Many of the Care2 members I work with have never written a petition before, but they were so outraged by an injustice that they just had to take action. I love helping them perfect their petition, promote it, deliver it, and do whatever it takes to get a victory. So not only do I get to help make a difference on a lot of different issues, I get to help strengthen our democracy by mentoring new and passionate activists. That’s pretty cool in my book!
What’s the biggest lesson you’ve learned about advocacy, good or bad?
Advocacy is about 90% frustration and 10% elation. But that elation when you win and know that you have done your part to make the world a better place is worth all the frustration and hardship you experience along the way. And even if you don’t win, there is still a lot of pride that goes along with knowing you did everything in your power to stop injustice.
How do you keep motivated?
My son keeps me motivated. I don’t want him to grow up in a world where women and people of color are second-class citizens or where immigrants and members of the LGBTQ community live in constant fear. I want him to be able to see an elephant in the wild and know what it is to hike through a national park breathing clean air and drinking from clean streams. I want to show him that by speaking out and being an active citizen, he can create meaningful and positive change.
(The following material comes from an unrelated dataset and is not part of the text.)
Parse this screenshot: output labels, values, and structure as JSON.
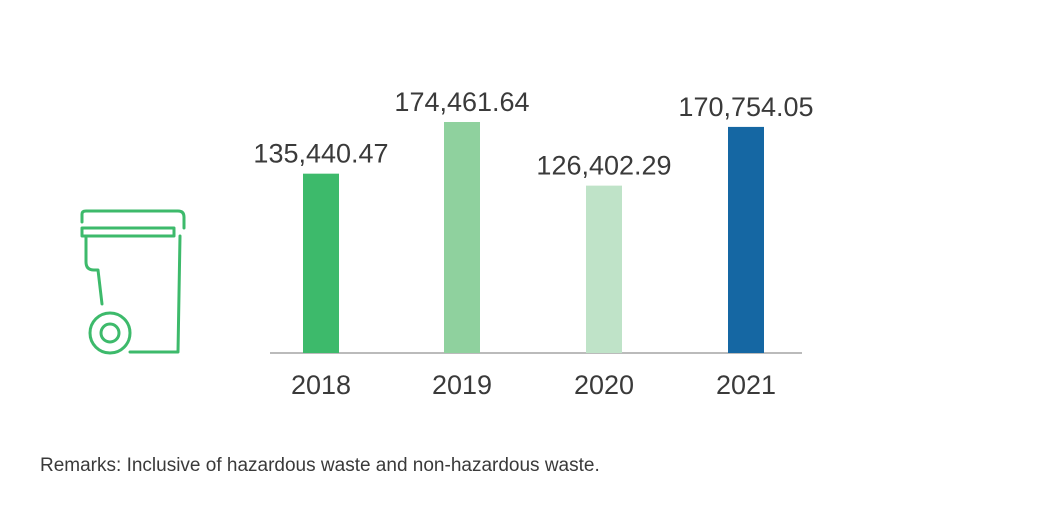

The one with the guy dancing:
When you get stuck on an advocacy problem, what resources to do you use to solve it?
I talk to my colleagues and fellow activists. Talking through a problem and brainstorming with people I respect and trust in the activist community is always good for both the campaign and the soul.
What’s your favorite Care2 petition or campaign you’ve ever worked on?
This petition. It started out small and then grew into the National Day of Solidarity to Prevent Physician Suicide. My husband is training to be a doctor, so it is also a very personal issue for me.